I will definitely try the paper towel method Ozkar suggested! And start wiping the pee up with a special cleaner too. I think I'll still give him some freedom downstairs but less often and in shorter periods until he proves he can behave properly. 

I thought about teaching him to ring a bell but I'm upstairs with kids playing loudly and usually the tv or music on so I doubt I would actually hear it. I'm just confused on why he pees within a few minutes of me taking him out before I head upstairs. He consistently holds it for longer periods, especially on walks. He doesn't like to potty on leash so he will wait till we get back home to go, he also won't go in an unfamilar yard or grassy spot. He watched me spraying the table legs down with a pet cleaner this morning, came and sniffed it then looked kinda guilty and went to stand by the door to go out. So maybe it will help.


----------



## tanners_mama (Sep 22, 2011)

Do you use a command, like "go potty"? Most of the time on walks or at a friends house I can usually get Tanner to pee on command!
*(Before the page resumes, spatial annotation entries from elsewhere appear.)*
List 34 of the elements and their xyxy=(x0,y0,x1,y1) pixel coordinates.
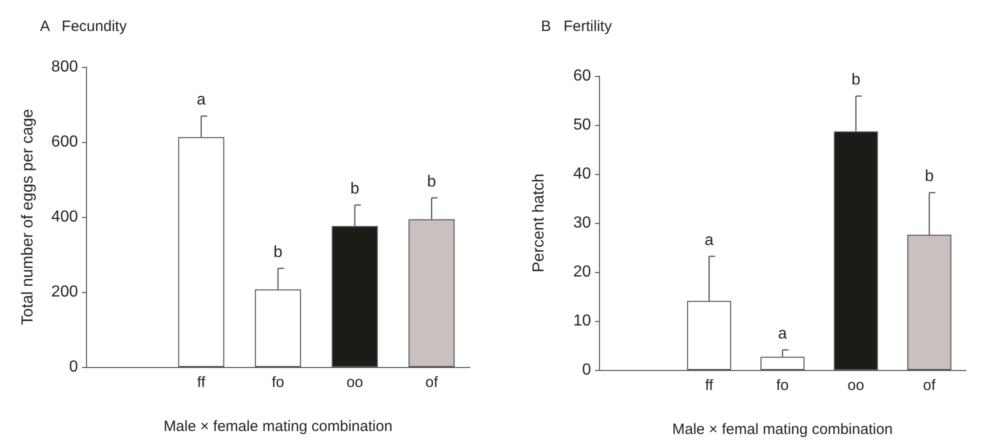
y-tick-label: 600 xyxy=(51,134,78,150)
y-tick-label: 40 xyxy=(573,166,592,182)
x-tick-label: ff xyxy=(197,374,206,391)
y-axis-title: Percent hatch xyxy=(530,174,548,272)
annotation: a xyxy=(778,325,788,342)
x-tick-label: of xyxy=(425,374,439,391)
annotation: a xyxy=(196,92,206,109)
y-tick-label: 50 xyxy=(573,116,592,134)
x-tick-label: ff xyxy=(705,377,714,394)
annotation: a xyxy=(704,232,714,249)
annotation: b xyxy=(851,72,860,89)
annotation: b xyxy=(350,180,360,198)
x-tick-label: fo xyxy=(776,377,789,394)
y-tick-label: 200 xyxy=(51,284,78,300)
x-axis-title: Male × female mating combination xyxy=(164,418,392,435)
y-tick-label: 800 xyxy=(51,58,78,76)
x-tick-label: oo xyxy=(346,374,364,391)
x-tick-label: fo xyxy=(272,374,284,391)
annotation: b xyxy=(274,244,283,261)
annotation: b xyxy=(427,173,436,190)
y-tick-label: 400 xyxy=(51,208,78,226)
y-tick-label: 20 xyxy=(573,264,592,280)
annotation: b xyxy=(924,168,934,186)
x-tick-label: oo xyxy=(848,377,864,394)
y-tick-label: 30 xyxy=(573,214,592,232)
x-tick-label: of xyxy=(923,377,936,394)
chart-title: B Fertility xyxy=(541,18,612,35)
y-axis-title: Total number of eggs per cage xyxy=(20,108,36,326)
y-tick-label: 0 xyxy=(69,358,78,376)
y-tick-label: 10 xyxy=(573,312,592,330)
y-tick-label: 60 xyxy=(573,68,592,84)
chart-title: A Fecundity xyxy=(40,18,128,35)
x-axis-title: Male × femal mating combination xyxy=(672,421,893,438)
y-tick-label: 0 xyxy=(582,362,592,378)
It's also pretty helpful if I'm cut short on time in the morning before I leave for work


----------



## Looney (Sep 28, 2011)

Maybe he just misses you and that's his way of showing it?
Sounds strange but we had an English Setter that wasn't crated "right" lets say. 
When we would leave he would go out and do his #2. But when we got home he'd #2 in the kitchen (the only place in the house that WASN'T carpet like he knew).
We thought, just accidents but one day we took him out did his thing we left 15 minutes turned around and had to go home right quick and he had #2'd. That's the day we figured out it was a seperation thing...not sure how he mustered that #2 up since 15 minutes prior he had gone...animals are strange birds!
love them to death tho!


----------



## Spuds Mom (Dec 12, 2011)

This sounds just like something Spud would do to get you to give him attention. He is probably thinking that he gets attention from you by peeing inside. I really don't think he's "not getting it," it's just that he's training you! 

My Spud won't even be in a different room than me without sitting and waiting for my return, so he probably just misses you and is now getting in the habit. 

Have you considered a dog door? If that isn't an option, he might have to be crated if you have to leave him. Spud is so attached to us, that if we need to get something done around the house and not have him follow us around, we crate him for short periods. 

I'm sure there's a solution that will work for you.... Hope we're helping!


----------